Her condition even puzzled the doctors, but an MRI revealed an increase in the size of the ventricles in her brain; the fluid wasn’t draining properly and was putting pressure on her brain. After more testing, she was scheduled for a shunt placement. Four days later, she was transferred to Mary Free Bed, more lucid but still with many physical and cognitive deficits.
The weeks leading up to this had been a time of frustration, fear and concern over whether she would ever be herself again. Yet that first morning, as I watched therapists work with her and observed other patients in the gym, I felt excited. I heard therapists giving words of encouragement; I saw their smiles; and I saw the patients responding. There was a feeling of hope all over that gym.
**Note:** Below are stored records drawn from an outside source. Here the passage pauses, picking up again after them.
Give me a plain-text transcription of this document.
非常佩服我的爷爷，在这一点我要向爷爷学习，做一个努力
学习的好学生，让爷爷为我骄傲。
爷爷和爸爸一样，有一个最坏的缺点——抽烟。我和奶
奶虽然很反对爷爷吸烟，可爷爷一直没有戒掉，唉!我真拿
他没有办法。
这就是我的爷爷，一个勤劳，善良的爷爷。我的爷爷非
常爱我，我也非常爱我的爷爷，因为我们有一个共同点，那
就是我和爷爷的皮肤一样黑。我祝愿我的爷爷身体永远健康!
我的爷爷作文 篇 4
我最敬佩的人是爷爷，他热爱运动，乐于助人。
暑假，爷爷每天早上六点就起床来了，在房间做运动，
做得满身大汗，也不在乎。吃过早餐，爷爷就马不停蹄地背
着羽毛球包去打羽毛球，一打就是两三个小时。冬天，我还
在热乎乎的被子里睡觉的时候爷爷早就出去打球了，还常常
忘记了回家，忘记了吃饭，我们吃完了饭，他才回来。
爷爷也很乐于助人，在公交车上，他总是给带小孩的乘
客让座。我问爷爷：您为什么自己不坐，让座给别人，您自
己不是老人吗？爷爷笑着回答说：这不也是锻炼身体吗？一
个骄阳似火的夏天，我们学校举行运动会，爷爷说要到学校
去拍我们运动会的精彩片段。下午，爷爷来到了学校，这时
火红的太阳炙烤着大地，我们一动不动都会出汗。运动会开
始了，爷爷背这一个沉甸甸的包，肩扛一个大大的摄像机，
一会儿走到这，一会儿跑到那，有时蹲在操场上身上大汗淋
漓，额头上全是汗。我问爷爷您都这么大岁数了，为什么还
As the days went on, my trust in and respect for the staff at Mary Free Bed continued to grow. My sister’s nurses and nurse techs gave compassionate and competent care on the floor. Dr. Bruinsma came by each morning to check on her. Transport staff came with a smile to take her to therapy when I wasn’t there. And her therapists were awesome!
Her main team (Lauren, Jason, Annie, Amy and Glenn) had a way of encouraging her to perform the tasks she could accomplish while challenging her to do things that were more difficult – and explaining how the difficult things were essential to her healing. They got to know her personally, joked with her and made therapy something she looked forward to each day. They encouraged family involvement and, as I was able to be there most of the time, they included me in activities.
Fifteen days of inpatient therapy helped my sister progress from being unable to walk at all on her own, perform daily tasks, verbalize her thoughts and remember something for more than a couple of minutes to walking all over the hospital, doing her own personal care, engaging in long conversations and remembering things for much longer periods of time. The therapists also taught her strategies for coping with the things that were still difficult for her to accomplish.
As for me, I got my sister back. And as we said goodbye to her therapy team that last day, I knew that they had become friends!
I realize that not everyone is able to walk out of the hospital after their rehab, but I’m sure everyone leaves in a better place than they were at arrival. That’s because Mary Free Bed is a place of hope.